Outra consideração que aponta a
“parcialidade” de Dimas Ferreira é a sua proposta para dissolver uma pretensa
estrutura “classista” (mais uma vez o vocabulário e a leitura histórica
marxista: “A história de todas as sociedades que existiram até hoje é a história
da [luta de classes]”, MARX, 2002, p. 45). Para isso oferece o
“multiculturalismo”, com um propósito aparentemente absurdo: instaurar uma
“democracia” fundada na “diferença”, quer dizer, estabelecendo “diferenças
étnicas, culturais, de opção sexual, de crença, etc” (nas próprias palavras do
autor) – um programa nítido de “discriminação reversa”, no tratamento
“diferenciado” de tais minorias. Acontece que, se este propósito absurdo fere o
bom senso, é completamente justificável do ponto de vista da “estratégia
esquerdista”. Existe, por parte da esquerda, um imenso esforço para “construir
novas minorias”, estabelecidas por diferenças muitas vezes “forjadas” e
“artificiais”. Contudo, este é um esforço recompensado pela realização do
projeto, que facilita as manobras do poder político, já que transforma as
“minorias” em “grupos de pressão”, e as suas lideranças, conseqüentemente, em
agentes políticos. Nestes termos, os grupos e suas respectivas lideranças
passam a contribuir com a grande força, e o diferencial, da esquerda, a
“militância” – porque manifestações, protestos, e, principalmente,
reivindicações, não são feitos por cidadãos comuns, que resolvem sair de suas
casas para ocupar praças públicas, mas sim por entidades, por grupos
organizados, que orientam toda a ação.

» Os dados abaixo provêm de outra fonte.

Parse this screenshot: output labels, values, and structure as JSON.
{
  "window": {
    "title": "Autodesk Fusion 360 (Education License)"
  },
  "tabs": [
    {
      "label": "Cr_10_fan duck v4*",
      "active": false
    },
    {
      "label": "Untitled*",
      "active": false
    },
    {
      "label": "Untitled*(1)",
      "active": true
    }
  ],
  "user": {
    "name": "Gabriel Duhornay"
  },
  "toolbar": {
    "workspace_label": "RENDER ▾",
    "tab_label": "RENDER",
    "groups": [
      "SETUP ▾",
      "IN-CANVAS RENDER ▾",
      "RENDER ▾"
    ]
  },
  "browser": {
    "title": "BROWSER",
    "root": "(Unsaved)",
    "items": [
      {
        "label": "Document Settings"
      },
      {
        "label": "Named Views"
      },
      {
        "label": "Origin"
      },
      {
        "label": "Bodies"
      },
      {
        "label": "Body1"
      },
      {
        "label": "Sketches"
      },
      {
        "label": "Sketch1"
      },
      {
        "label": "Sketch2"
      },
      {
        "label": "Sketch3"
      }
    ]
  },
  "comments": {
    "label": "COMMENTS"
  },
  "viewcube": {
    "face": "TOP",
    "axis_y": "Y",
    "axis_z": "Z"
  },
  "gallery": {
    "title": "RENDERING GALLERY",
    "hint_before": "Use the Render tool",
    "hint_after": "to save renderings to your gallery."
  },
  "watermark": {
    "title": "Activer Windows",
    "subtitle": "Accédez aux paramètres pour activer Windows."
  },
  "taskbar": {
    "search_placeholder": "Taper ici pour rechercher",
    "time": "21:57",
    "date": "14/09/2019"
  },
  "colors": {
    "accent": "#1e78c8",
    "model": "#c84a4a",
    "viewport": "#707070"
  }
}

Assim, para o espectador desatento,
estas manifestações podem parecer a “voz do povo”, quando na verdade são os
anseios de um grupo, ou de um Partido (Cf. Ernesto
Laclau & Chantal Mouffe. Hegemony & Socialist Strategy: Towards a
Radical Democratic Politics).
A segunda observação a ser feita
refere-se à atuação política do autor do artigo, discutida em alguns
comentários anteriores. Além de diretor do Sinpro Minas e professor da Epcar e
da Unipac (“Nota da Redação”), Dimas, como informa [x] (08.02.2011), foi
dirigente da CUT Zona da Mata, membro do Conselho Municipal de Educação, e é
membro do PT, Partido dos Trabalhadores. Através destas atividades Dimas já
exerce um papel político, e de grande influência – ele não necessita de um
mandato político, porque atua em uma esfera de importância fundamental, a
esfera cultural. Desde que Antonio Gramsci se tornou o guru do
Social-Comunismo, e do esquerdismo, o “intelectual orgânico” passou a
desempenhar um papel imprescindível para a tomada e para a manutenção do poder
– comprometido com o partido, ele não visa a “verdade objetiva”, mas atua como
agente de influência psicológica, na formação das idéias, dos pensamentos, do
imaginário das pessoas, modificando hábitos e criando expectativas: é o que o próprio
Gramsci chama, de uma forma bastante peculiar, de “senso comum”. Em outras
palavras, o “intelectual orgânico” não tem nenhuma preocupação com a
compreensão da realidade efetiva, nem com a honestidade intelectual, mas está
completamente engajado na defesa dos “interesses do Partido”. Para articular a
teoria gramsciana com a questão em tela, basta recordar que, Dimas é
articulista, professor Universitário, diretor de sindicato e, sobretudo, membro
do “Partido”, do PT.
Então, feitas as devidas observações,
Dimas Ferreira não é “imparcial” como foi alegado nos comentários precedentes,
e continua, embora neste texto de maneira um pouco mais velada, sua atividade
incansável de militante. Poder-se-ia questionar se ele está consciente de toda
a estratégia esquerdista, definida nos bastidores pelo alto escalão do Partido
– no entanto, a julgar por suas credenciais, é difícil acreditar que Dimas seja
apenas um “Polieznyi”, termo utilizado por Lênin para referir-se aos
“intelectuais ocidentais”.
Bruno
Braga – Barbacena – Publicado no portal “Barbacena Online” em 11 de Fevereiro
de 2011 [11:09:51].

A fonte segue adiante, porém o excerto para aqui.